Force est de constater que le rapport de force du premier ministre Legault avec le gouvernement de Justin Trudeau est inversement proportionnel à ses attentes, mais l’expérience est encore jeune pour en mesurer la portée à long terme.

Le PQ n’en est donc pas à sa première crise. Les épisodes douloureux de l’échec référendaire qui a précipité le départ du premier ministre Jacques Parizeau, en 1995, et le schisme de la « Charte des valeurs » de Pauline Marois, en 2013-2014, n’ont toujours pas été exorcisés au sein du PQ.

Il est minuit moins cinq

Oui, le parti est à la croisée des chemins. Il traverse une crise existentielle grave, avec un leadership intérimaire sans réel ascendant sur les troupes.

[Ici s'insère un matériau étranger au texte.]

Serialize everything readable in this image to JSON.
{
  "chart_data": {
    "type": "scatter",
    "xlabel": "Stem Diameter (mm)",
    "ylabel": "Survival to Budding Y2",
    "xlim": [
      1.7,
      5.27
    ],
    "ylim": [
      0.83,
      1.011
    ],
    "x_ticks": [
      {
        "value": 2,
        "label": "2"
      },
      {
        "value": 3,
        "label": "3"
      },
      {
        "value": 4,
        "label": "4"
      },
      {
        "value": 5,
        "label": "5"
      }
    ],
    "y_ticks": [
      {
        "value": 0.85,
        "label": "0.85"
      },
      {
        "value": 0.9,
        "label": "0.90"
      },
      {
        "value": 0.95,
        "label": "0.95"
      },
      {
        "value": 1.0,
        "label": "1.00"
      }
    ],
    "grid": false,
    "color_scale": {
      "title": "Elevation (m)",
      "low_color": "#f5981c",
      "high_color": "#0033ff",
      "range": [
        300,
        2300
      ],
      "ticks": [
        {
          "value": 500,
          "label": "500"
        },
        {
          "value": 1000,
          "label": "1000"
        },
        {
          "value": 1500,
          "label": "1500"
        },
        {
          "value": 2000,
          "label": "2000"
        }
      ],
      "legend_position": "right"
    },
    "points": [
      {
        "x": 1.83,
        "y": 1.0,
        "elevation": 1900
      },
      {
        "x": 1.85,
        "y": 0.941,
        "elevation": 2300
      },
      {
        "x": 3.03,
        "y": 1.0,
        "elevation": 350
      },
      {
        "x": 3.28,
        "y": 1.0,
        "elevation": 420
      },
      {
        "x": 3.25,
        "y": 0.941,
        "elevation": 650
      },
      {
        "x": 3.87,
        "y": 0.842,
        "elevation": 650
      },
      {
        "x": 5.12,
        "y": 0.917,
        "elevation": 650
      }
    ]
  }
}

Mais un parti, c’est plus que la somme de ses députés et de ses apparatchiks. Il appartient à ses militants qui s’y sont investis, certains, depuis des années.

Ils auront l’occasion, les 23-24 mars prochains, à leur conseil national de Trois-Rivières, non seulement de valider la stratégie concoctée par le parti, mais également de faire leurs propres propositions pour des réformes en profondeur.

Au Congrès extraordinaire qui suivra, en novembre, le nouveau texte fondateur qui en découlera doit refléter la volonté exprimée par les membres et non seulement celle des stratèges du parti. Il est minuit moins cinq.

De la pertinence du PQ

D’ici là, le bateau du PQ va tanguer fort. Catherine Fournier et ses supporteurs veulent-ils bâtir un nouveau mouvement souverainiste avec le PQ ou sur ses cendres ?

Quelle que soit l’ampleur des réformes ou de la refondation qui sera envisagée, les jeunes et les Québécois issus de l’immigration doivent y participer activement.

Le 17 septembre 2018, j’avais publié une chronique intitulée « La souveraineté est morte. Vive la souveraineté », accompagnée d’une entrevue intégrale avec cinq jeunes impliqués au PQ, sous le titre « Les jeunes péquistes, ces irréductibles Gaulois ». Aujourd’hui, ces deux textes prennent un sens encore plus significatif.

Oui, au fil des ans, le PQ est devenu un parti traditionnel comme les autres. À force de se perdre dans les stratégies électorales, il a perdu son âme souverainiste. Il a surtout cessé d’être un parti d’idées, d’audace et de vision.

Bien que je ne partage pas l’idée de la séparation du Québec, j’estime que l’option de l’indépendance est légitime. Elle est portée par près de 35 % de la population et mérite d’avoir un véhicule démocratique, crédible et inclusif, pour l’exprimer.

Cela est d’autant plus vrai que depuis le rapatriement unilatéral de la Constitution canadienne de 1982, le Québec n’a cessé de perdre de son rapport de force avec le reste du Canada et les ultra-fédéralistes, à Québec comme à Ottawa, ont abdiqué leurs responsabilités.